INRA - French National Institute of Agronomical Research

Wheat Initiative launches its Strategic Research Agenda


To meet the expected 60% raise in demand for wheat by 2050, coordination of research and significant investments are needed to increase wheat sustainable production globally. The Wheat Initiative presented today its Strategic Research Agenda (SRA) to the G20 Agricultural Chief Scientists gathered in Turkey.

Wheat is a staple food worldwide and provides 20% of all calories and protein, both in developed and in less developed countries. However, between 1998 and 2013, demand exceeded production every other year. Hence, all wheat producing countries share an urgent need to increase yield potential, protect wheat from yield losses due to pests and diseases, maintain yield under highly variable climatic conditions and increase the sustainability of wheat production systems, so that enough wheat with adequate quality is produced. This will only be achieved if resources and capabilities are built to support cutting-edge research, breeding and agronomy in wheat and through knowledge exchange and capacity building in the wheat research global community.

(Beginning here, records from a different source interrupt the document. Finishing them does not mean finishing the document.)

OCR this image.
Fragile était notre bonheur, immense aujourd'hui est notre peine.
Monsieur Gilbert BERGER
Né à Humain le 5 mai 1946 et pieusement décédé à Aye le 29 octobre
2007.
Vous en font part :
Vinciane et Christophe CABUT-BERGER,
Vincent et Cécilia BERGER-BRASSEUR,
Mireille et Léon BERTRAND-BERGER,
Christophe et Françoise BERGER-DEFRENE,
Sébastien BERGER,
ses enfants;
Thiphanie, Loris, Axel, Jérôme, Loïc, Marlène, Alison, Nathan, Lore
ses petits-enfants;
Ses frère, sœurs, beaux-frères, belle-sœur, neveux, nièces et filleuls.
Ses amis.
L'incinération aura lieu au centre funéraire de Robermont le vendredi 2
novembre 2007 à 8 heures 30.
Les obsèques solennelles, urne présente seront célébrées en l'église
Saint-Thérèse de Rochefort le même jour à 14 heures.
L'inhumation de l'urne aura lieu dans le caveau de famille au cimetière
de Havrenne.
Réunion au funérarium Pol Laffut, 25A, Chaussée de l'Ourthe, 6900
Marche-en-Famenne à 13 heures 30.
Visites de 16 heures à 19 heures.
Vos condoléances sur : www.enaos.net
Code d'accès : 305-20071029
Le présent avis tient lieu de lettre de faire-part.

To answer these challenges, the Wheat Initiative SRA identifies key research priorities for the short, medium and long term. It also lists outstanding game-changers that will revolutionise wheat breeding in the future, including: the availability of a fully assembled and annotated wheat reference genome sequence, the accessibility to wheat scientific data and analysis tools via a dedicated information system, the creation of new combinations of desirable alleles through new breeding techniques.

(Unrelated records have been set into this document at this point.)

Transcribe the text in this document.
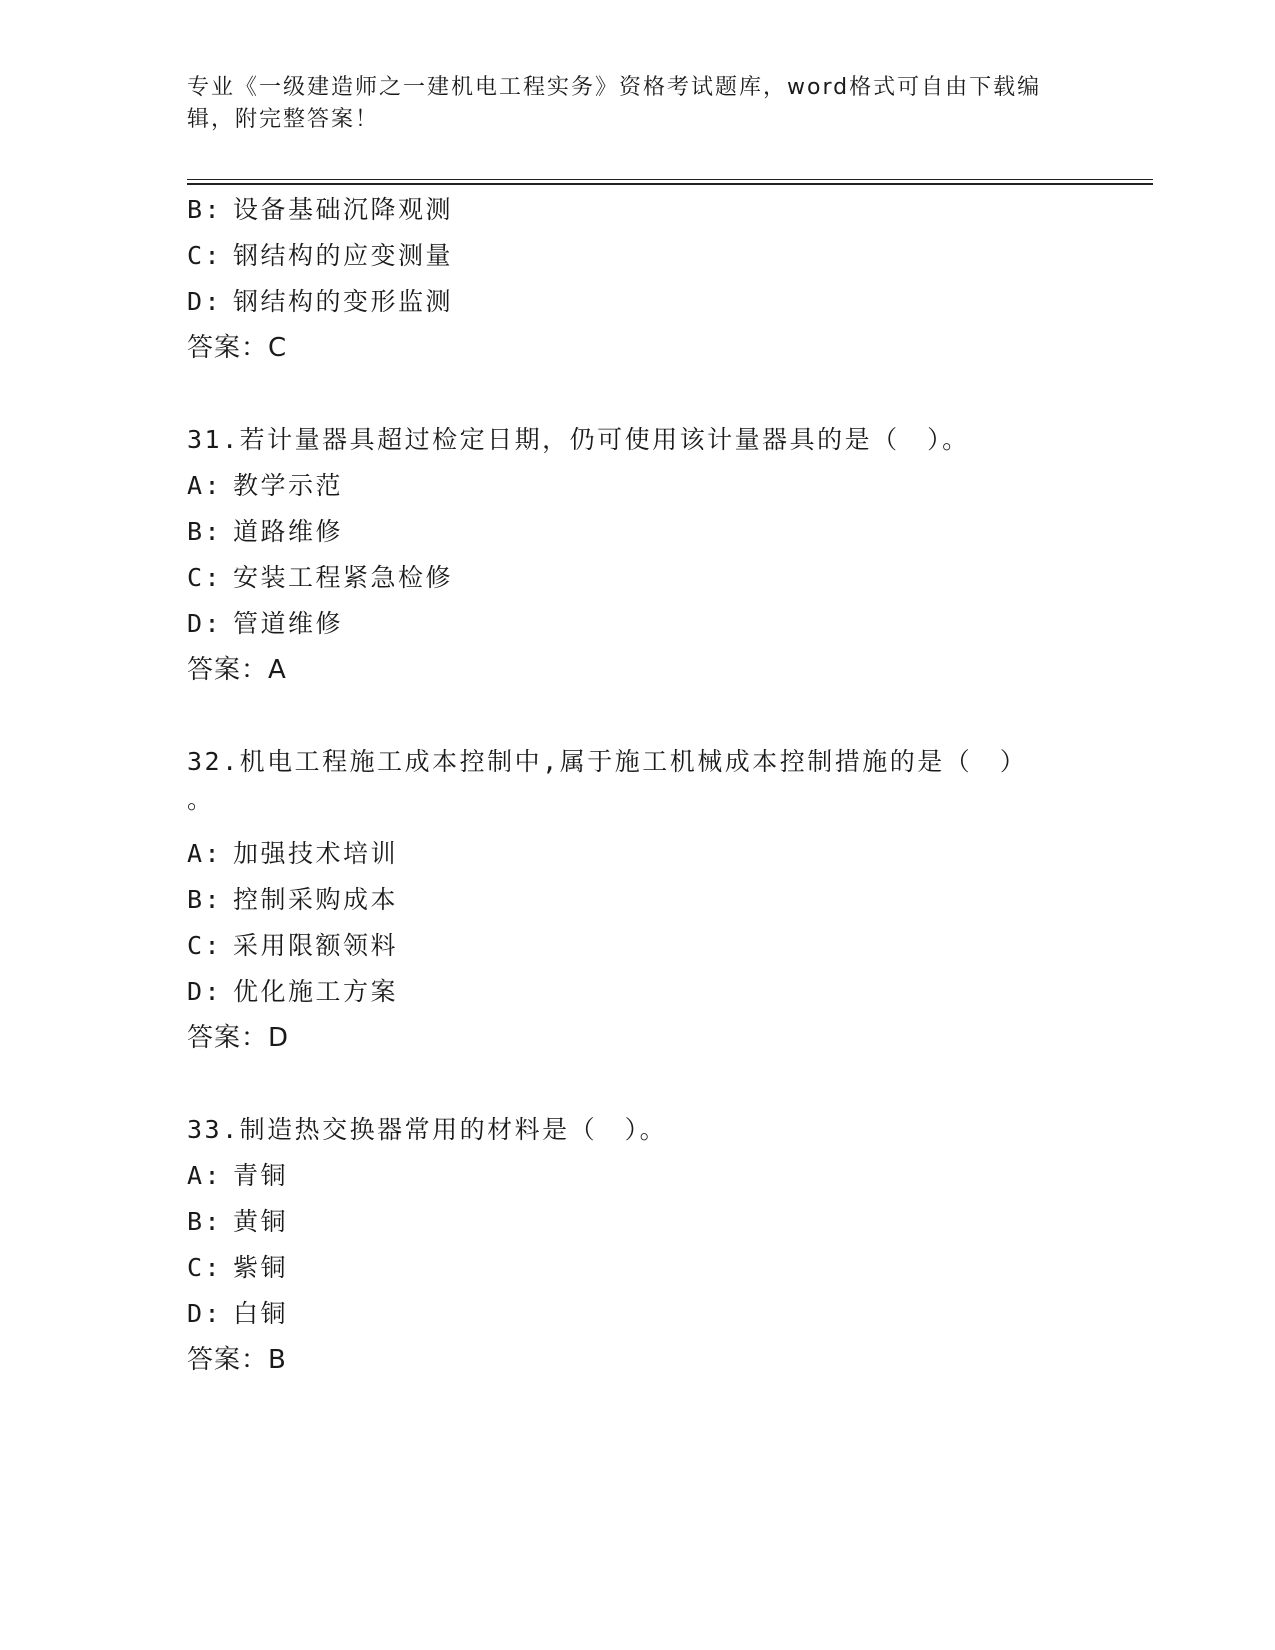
专业《一级建造师之一建机电工程实务》资格考试题库，word格式可自由下载编
辑，附完整答案！
B: 设备基础沉降观测
C: 钢结构的应变测量
D: 钢结构的变形监测
答案：C
31.若计量器具超过检定日期，仍可使用该计量器具的是（　）。
A: 教学示范
B: 道路维修
C: 安装工程紧急检修
D: 管道维修
答案：A
32.机电工程施工成本控制中,属于施工机械成本控制措施的是（　）
。
A: 加强技术培训
B: 控制采购成本
C: 采用限额领料
D: 优化施工方案
答案：D
33.制造热交换器常用的材料是（　）。
A: 青铜
B: 黄铜
C: 紫铜
D: 白铜
答案：B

Hélène Lucas, International Scientific Coordinator of the Wheat Initiative explains: “The Wheat Initiative Strategic Research Agenda identifies research priorities that should be tackled at the international level through integrated or coordinated action. It provides a framework for public and private researchers, funders and policy-makers to work together and answer the challenge to sustainably increase wheat production and contribute to global food security”.

Steve Visscher, BBSRC Deputy Chief Executive and Chair of the Wheat Initiative Institutions’ Coordination Committee, adds: “The Wheat Initiative will create a dialogue among its members to define the initial priorities. The Institutions’ Coordination Committee will identify and develop a portfolio of mechanisms to facilitate the effective delivery of the SRA, including encouragement of active research collaborations, alignment of national, regional and company strategies to the SRA priorities, joint-funding mechanisms for international calls, as well as public-private cooperation frameworks.”

The SRA results from the work of the international public-private research community represented in the Wheat Initiative committees and Expert Working Groups. The Wheat Initiative is grateful to the support from many Stakeholders which took the opportunity to comment and improve the document via an open consultation on the challenges and priorities identified in the SRA.

About the Wheat Initiative:

The Wheat Initiative was established in 2011 as part of the Action Plan of the G20 Ministries of Agriculture. It currently brings together 16 countries, 2 CGIAR Centres and 9 private breeding companies. It aims at coordinating international research efforts on wheat and at providing opportunities for an increased and more efficient utilisation of resources through alignment of national and regional activities and pooling of resources. For additional information visit:

About wheat:

With around 220 million hectares planted annually, wheat is the most widely cultivated cereal in the world. 85% of wheat is produced in only 10 countries/regions, with the EU-28, China and India contributing to 50% of it. 70% of the 700 million tons produced annually are used for human consumption and wheat provides around 20% of global calories and protein of the human diet. Wheat is a staple food for around 3 billion people including 1.2 billion poor. Stable and reliable wheat production and the maintenance of prices at an affordable level are therefore paramount for global food security and political stability.